What this example means for us is that we are not fully aware of our movement through 10-dimensional space and that our existence could be a mere projection of something that exists in a higher dimension or our existence is in a higher dimension than we are used to thinking about.
This is not religion – this is science with a side of imagination. We most likely DO exist in a 10+ dimensional universe and that’s something we need to contend with.
So you take these two things I think I know, and you then consider spirituality. The soul. Our non-corporeal existence. An existence that transcends our physical bodies. In fact our true selves may only briefly take the shape of our bodies as we move through the time dimension and intersect briefly with the 3 spatial dimensions.
Heaven, Hell, Sin, Righteousness – could they be ways our limited intellects fathom the consequences of our movements through nth dimensional space? I will dig into this a little more in the next section.
But the take-away here is that I feel that there is sufficient evidence for me to assume that my nature and the nature of the universe is not fully transparent to me, nor to humanity as a whole, and that science seems to indicate that I exist and move through dimensions of the universe of which I am not aware (or at least not fully aware). I intuit that I exist as more than electrical impulses in a lump of flesh and posit that perhaps that aspect of my existence that is so centrally me and yet so hard to attribute to something physical is the part of myself that transcends my existence in space-time.
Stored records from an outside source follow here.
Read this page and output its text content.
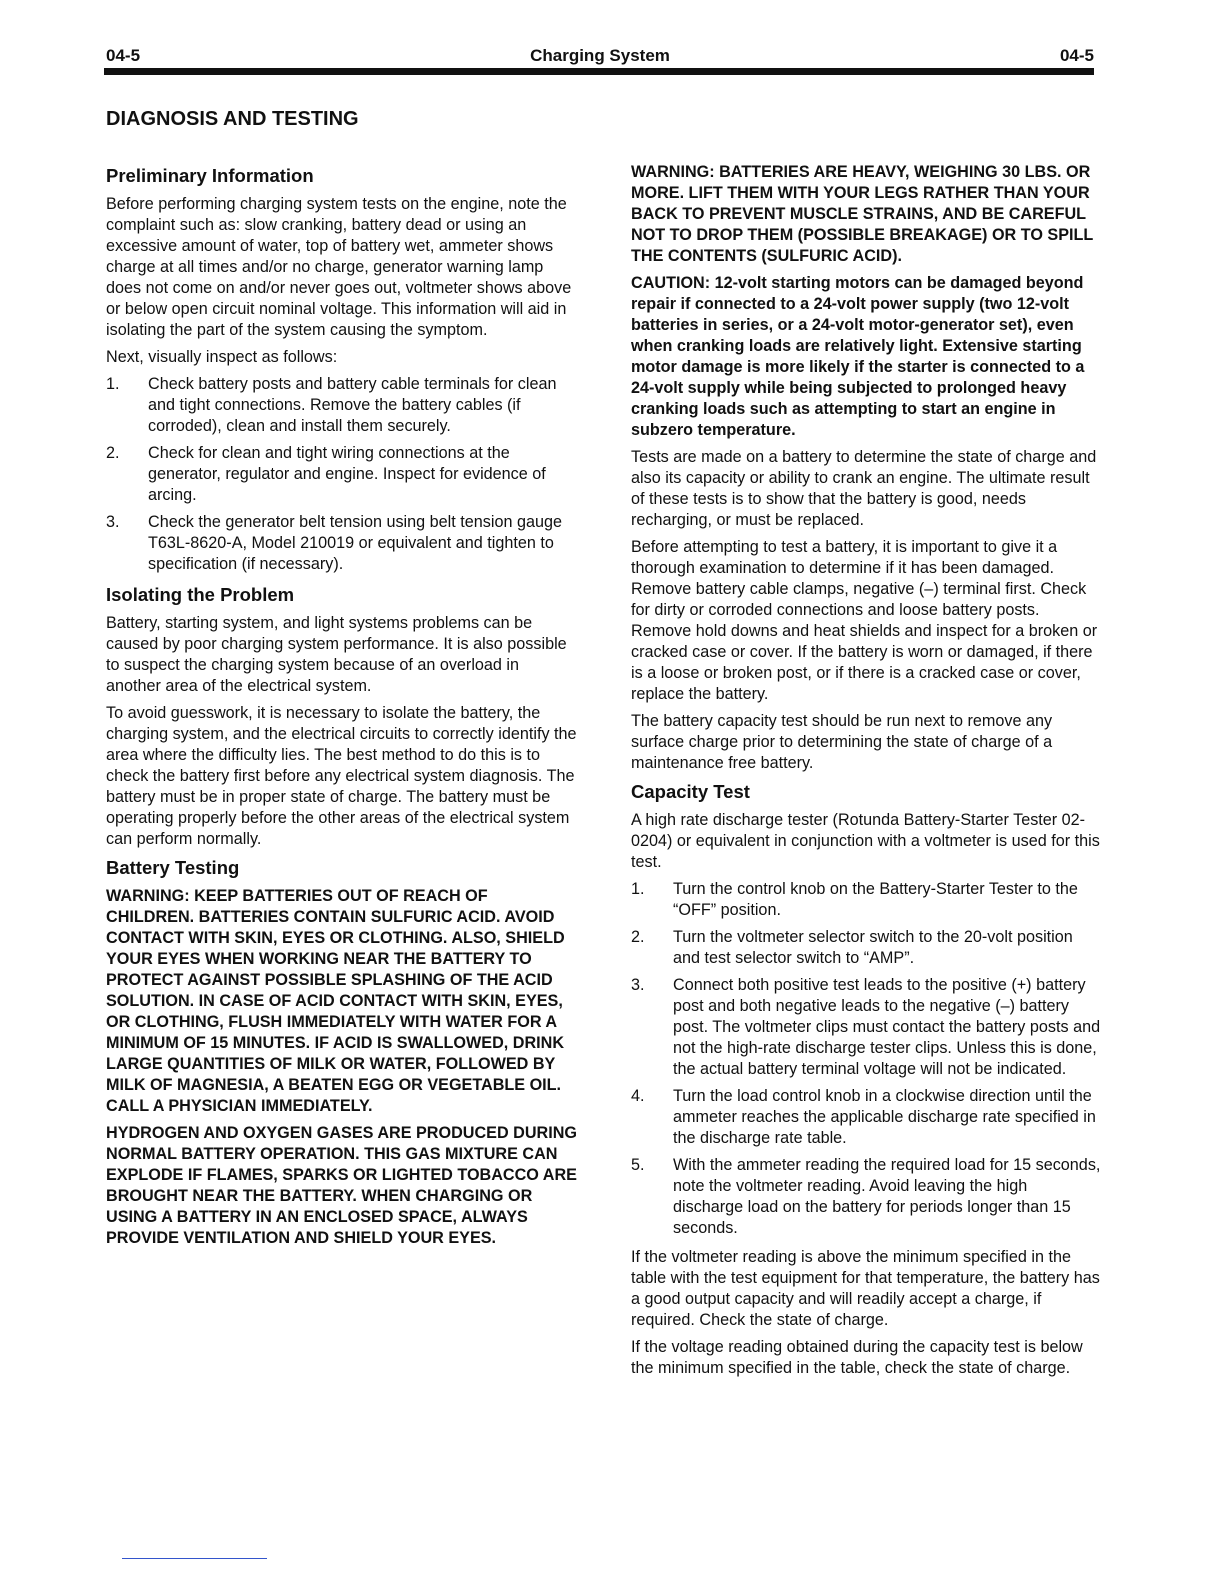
04-5	Charging System	04-5
DIAGNOSIS AND TESTING
Preliminary Information

Before performing charging system tests on the engine, note the complaint such as: slow cranking, battery dead or using an excessive amount of water, top of battery wet, ammeter shows charge at all times and/or no charge, generator warning lamp does not come on and/or never goes out, voltmeter shows above or below open circuit nominal voltage. This information will aid in isolating the part of the system causing the symptom.

Next, visually inspect as follows:

1. Check battery posts and battery cable terminals for clean and tight connections. Remove the battery cables (if corroded), clean and install them securely.
2. Check for clean and tight wiring connections at the generator, regulator and engine. Inspect for evidence of arcing.
3. Check the generator belt tension using belt tension gauge T63L-8620-A, Model 210019 or equivalent and tighten to specification (if necessary).
Isolating the Problem

Battery, starting system, and light systems problems can be caused by poor charging system performance. It is also possible to suspect the charging system because of an overload in another area of the electrical system.

To avoid guesswork, it is necessary to isolate the battery, the charging system, and the electrical circuits to correctly identify the area where the difficulty lies. The best method to do this is to check the battery first before any electrical system diagnosis. The battery must be in proper state of charge. The battery must be operating properly before the other areas of the electrical system can perform normally.

Battery Testing

WARNING: KEEP BATTERIES OUT OF REACH OF CHILDREN. BATTERIES CONTAIN SULFURIC ACID. AVOID CONTACT WITH SKIN, EYES OR CLOTHING. ALSO, SHIELD YOUR EYES WHEN WORKING NEAR THE BATTERY TO PROTECT AGAINST POSSIBLE SPLASHING OF THE ACID SOLUTION. IN CASE OF ACID CONTACT WITH SKIN, EYES, OR CLOTHING, FLUSH IMMEDIATELY WITH WATER FOR A MINIMUM OF 15 MINUTES. IF ACID IS SWALLOWED, DRINK LARGE QUANTITIES OF MILK OR WATER, FOLLOWED BY MILK OF MAGNESIA, A BEATEN EGG OR VEGETABLE OIL. CALL A PHYSICIAN IMMEDIATELY.

HYDROGEN AND OXYGEN GASES ARE PRODUCED DURING NORMAL BATTERY OPERATION. THIS GAS MIXTURE CAN EXPLODE IF FLAMES, SPARKS OR LIGHTED TOBACCO ARE BROUGHT NEAR THE BATTERY. WHEN CHARGING OR USING A BATTERY IN AN ENCLOSED SPACE, ALWAYS PROVIDE VENTILATION AND SHIELD YOUR EYES.

WARNING: BATTERIES ARE HEAVY, WEIGHING 30 LBS. OR MORE. LIFT THEM WITH YOUR LEGS RATHER THAN YOUR BACK TO PREVENT MUSCLE STRAINS, AND BE CAREFUL NOT TO DROP THEM (POSSIBLE BREAKAGE) OR TO SPILL THE CONTENTS (SULFURIC ACID).

CAUTION: 12-volt starting motors can be damaged beyond repair if connected to a 24-volt power supply (two 12-volt batteries in series, or a 24-volt motor-generator set), even when cranking loads are relatively light. Extensive starting motor damage is more likely if the starter is connected to a 24-volt supply while being subjected to prolonged heavy cranking loads such as attempting to start an engine in subzero temperature.

Tests are made on a battery to determine the state of charge and also its capacity or ability to crank an engine. The ultimate result of these tests is to show that the battery is good, needs recharging, or must be replaced.

Before attempting to test a battery, it is important to give it a thorough examination to determine if it has been damaged. Remove battery cable clamps, negative (–) terminal first. Check for dirty or corroded connections and loose battery posts. Remove hold downs and heat shields and inspect for a broken or cracked case or cover. If the battery is worn or damaged, if there is a loose or broken post, or if there is a cracked case or cover, replace the battery.

The battery capacity test should be run next to remove any surface charge prior to determining the state of charge of a maintenance free battery.

Capacity Test

A high rate discharge tester (Rotunda Battery-Starter Tester 02-0204) or equivalent in conjunction with a voltmeter is used for this test.

1. Turn the control knob on the Battery-Starter Tester to the “OFF” position.
2. Turn the voltmeter selector switch to the 20-volt position and test selector switch to “AMP”.
3. Connect both positive test leads to the positive (+) battery post and both negative leads to the negative (–) battery post. The voltmeter clips must contact the battery posts and not the high-rate discharge tester clips. Unless this is done, the actual battery terminal voltage will not be indicated.
4. Turn the load control knob in a clockwise direction until the ammeter reaches the applicable discharge rate specified in the discharge rate table.
5. With the ammeter reading the required load for 15 seconds, note the voltmeter reading. Avoid leaving the high discharge load on the battery for periods longer than 15 seconds.

If the voltmeter reading is above the minimum specified in the table with the test equipment for that temperature, the battery has a good output capacity and will readily accept a charge, if required. Check the state of charge.

If the voltage reading obtained during the capacity test is below the minimum specified in the table, check the state of charge.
I call it my soul.
I therefore think it is entirely possible that just as I face real dangers in the physical world and should work to avoid them, I face dangers in the higher dimensions and some of those dangers I define as spiritual dangers, or dangers to my soul.
This is getting long and I’m not even sure if it will be interesting to anyone, so rather than launch into the 3rdand probably most contentious assumption, that the Creator has attempted to communicate with us, I will pause and solicit feedback. What I’ve tried to show so far is how it is that I come to the ideas that the universe has a creator and that there is a spiritual dimension to existence. I doubt I’ve converted anyone but I hope that I’ve done at least a passable job of showing that I’m trying to *think* and not just feel my way around life. And most importantly, I hope that I have triggered some thoughts of your own that you will be willing to share with me.
Tomorrow is Eid-ul-Fitr, the celebration of the end of Ramadhan. It’s the biggest celebration in Muslim tradition and I’ll be spending time with my family, and then I will pack for a trip to visit my parents in my native Canada. But I’ll try to come around in the evening, God Willing.
Peace to all of you, my sincere and humble thanks to contribute to your community, and Eid Mubarak!